You know the sensation all too well. Someone just pointed something you did that was not in keeping with how you want people to see you. Or perhaps they even called you a name, and you deeply believe it. Both hot and cold at once, a feeling of shame seems to creep into your cells and leaves you heavy and miserable. You wish there were something—anything—you could do to not have to experience this painful emotion. Luckily, there is.
Shame is a painful self-perception. It often accompanies a sense of having done something wrong. In his book Healing the Shame That Binds You, the late John Bradshaw pointed out that there are two kinds of shame. Healthy shame helps us feel balanced remorse for actions that do not support our highest good or the good of all. Toxic shame binds us into toxic behaviours and thwarts our brilliance, joy and fulfilment. Here, we will look at toxic shame and how to address it.
Shame can be hard to see because it hides in the dark. Yet it is quite common and comes from a feeling of being fundamentally flawed, unlovable or broken. It is a motivator behind co-dependency, addictions and the drive to over- or under-achieve. These compulsions can break down families and friendships, undermine our work, and destroy our personal lives. Most people suffer from some degree of shame, hidden in the recesses of their psyches. That is what shame does. Out of our conscious sight, it wreaks havoc on our lives. Shame undermines the expression of our authentic self and our ability to live our true potential.

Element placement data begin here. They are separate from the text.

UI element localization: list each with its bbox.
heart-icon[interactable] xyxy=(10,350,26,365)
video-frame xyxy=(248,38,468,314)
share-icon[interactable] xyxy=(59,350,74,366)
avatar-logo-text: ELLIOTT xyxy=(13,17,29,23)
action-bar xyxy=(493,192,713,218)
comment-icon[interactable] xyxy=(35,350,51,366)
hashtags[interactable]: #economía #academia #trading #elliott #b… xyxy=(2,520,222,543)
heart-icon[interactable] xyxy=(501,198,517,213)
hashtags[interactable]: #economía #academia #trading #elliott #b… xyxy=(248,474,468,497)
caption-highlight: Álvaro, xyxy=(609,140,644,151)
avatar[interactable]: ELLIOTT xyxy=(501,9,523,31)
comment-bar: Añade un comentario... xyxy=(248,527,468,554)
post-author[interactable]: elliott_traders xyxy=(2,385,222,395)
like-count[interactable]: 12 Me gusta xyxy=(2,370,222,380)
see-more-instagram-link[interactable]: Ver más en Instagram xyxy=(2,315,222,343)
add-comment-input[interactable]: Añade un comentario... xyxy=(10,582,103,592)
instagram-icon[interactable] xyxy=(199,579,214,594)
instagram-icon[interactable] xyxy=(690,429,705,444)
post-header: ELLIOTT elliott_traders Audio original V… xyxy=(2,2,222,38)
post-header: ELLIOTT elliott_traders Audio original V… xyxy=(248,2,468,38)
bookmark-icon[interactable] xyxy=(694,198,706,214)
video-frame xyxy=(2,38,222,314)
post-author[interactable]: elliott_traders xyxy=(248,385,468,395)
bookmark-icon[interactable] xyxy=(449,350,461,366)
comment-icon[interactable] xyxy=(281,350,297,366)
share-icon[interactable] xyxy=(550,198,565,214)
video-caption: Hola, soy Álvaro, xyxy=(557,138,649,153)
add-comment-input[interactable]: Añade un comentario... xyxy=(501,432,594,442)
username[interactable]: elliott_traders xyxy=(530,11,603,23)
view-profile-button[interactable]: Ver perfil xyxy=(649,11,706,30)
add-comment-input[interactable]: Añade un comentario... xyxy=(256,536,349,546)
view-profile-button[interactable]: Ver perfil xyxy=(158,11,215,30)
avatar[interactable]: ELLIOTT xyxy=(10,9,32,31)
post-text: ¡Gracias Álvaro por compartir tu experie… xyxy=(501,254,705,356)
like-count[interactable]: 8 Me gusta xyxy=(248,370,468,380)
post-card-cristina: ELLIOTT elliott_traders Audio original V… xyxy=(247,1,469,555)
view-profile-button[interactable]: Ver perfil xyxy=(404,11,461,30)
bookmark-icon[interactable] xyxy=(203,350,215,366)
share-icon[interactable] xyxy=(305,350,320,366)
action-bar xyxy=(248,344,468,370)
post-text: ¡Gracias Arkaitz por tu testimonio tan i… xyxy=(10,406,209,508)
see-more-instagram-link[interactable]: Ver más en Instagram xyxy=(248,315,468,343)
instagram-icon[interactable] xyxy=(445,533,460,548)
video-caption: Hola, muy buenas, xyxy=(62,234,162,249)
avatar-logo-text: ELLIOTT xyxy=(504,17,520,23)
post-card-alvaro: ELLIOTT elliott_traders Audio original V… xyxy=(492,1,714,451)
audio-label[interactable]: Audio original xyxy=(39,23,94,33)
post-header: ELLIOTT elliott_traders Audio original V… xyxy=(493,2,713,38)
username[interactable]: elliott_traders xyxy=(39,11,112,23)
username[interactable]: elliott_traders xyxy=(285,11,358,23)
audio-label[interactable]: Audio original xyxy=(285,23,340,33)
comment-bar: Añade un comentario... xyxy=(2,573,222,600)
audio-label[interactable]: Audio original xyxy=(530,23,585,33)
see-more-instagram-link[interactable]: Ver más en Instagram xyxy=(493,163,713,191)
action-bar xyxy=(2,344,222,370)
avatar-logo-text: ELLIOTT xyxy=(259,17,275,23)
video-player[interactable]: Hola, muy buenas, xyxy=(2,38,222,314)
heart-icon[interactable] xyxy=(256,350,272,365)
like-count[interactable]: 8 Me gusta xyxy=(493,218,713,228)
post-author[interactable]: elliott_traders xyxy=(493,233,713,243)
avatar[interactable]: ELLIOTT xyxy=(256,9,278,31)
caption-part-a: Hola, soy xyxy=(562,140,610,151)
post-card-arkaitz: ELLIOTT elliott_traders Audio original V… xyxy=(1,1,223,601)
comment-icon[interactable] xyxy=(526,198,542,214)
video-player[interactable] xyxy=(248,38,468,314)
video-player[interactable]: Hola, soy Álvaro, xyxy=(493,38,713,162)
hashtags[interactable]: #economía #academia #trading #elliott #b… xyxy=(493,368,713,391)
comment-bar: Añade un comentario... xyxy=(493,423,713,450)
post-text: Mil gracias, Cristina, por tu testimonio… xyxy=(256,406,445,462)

You may think you are the only one who does things you want to hide from others and from yourself. But many people struggle with feelings of shame and self-disgust. Because hiding supports shame, it’s important to remember that the more you avoid it and the painful feelings you feel around it, the more it grows.
Shame shows us that we are identified with our shadows. Any misperception of being fundamentally bad, ugly, or damaged is an illusion perpetuated by a wounded sense of self. It exists because we give it power. We hang on to it. Yet at the same time we fear that it’s the truth, so we hide it away.
Shame is not to be “fixed”, but gently revealed. The energy caught in our hidden and disowned places needs to be slowly brought back from the dark and moved into the light. When we understand that shame is based on an erroneous perception, severing us from our true nature and causing only pain, we can witness its presence in our lives. With this comes the courage to open to it with self-love and kindness and reclaim the energy we had given to it. In whole self-acceptance, we naturally release shame.
As you discover the broken bits from the darker recesses of your psyche, you can see that you are a being of light who happens to cast shadows at this time. In every moment, no matter what shame temporarily binds your perception, you are loved and supported beyond what you can consciously see.
Because shame exists in the severed places that you fear in yourself, just the process of revealing them in a safe environment is powerfully healing. You need to be seen, just as you are. You can do this by yourself, on your own, with gentleness and loving attention. If you suffer from debilitating shame, consider professional help from a skilled therapist. He or she can create a safe place in which you can allow your feelings of low self-worth to emerge, without judgment. When you bring your wounded bits to the light and you discover that you will not be punished or annihilated for them, but instead are loved and accepted, you feel more alive and whole than ever.
Gently ask yourself:
• Do I feel loved?
• Do I feel loveable and worthy of love?
• What am I ashamed of?
• Am I willing to love myself enough now to forgive myself for that?
• Do I feel fundamentally flawed? If yes, in which way?
• What does this feeling serve?
• Am I willing to be present for that feeling, be kinder, gentler and more loving towards myself and let this painful feeling go?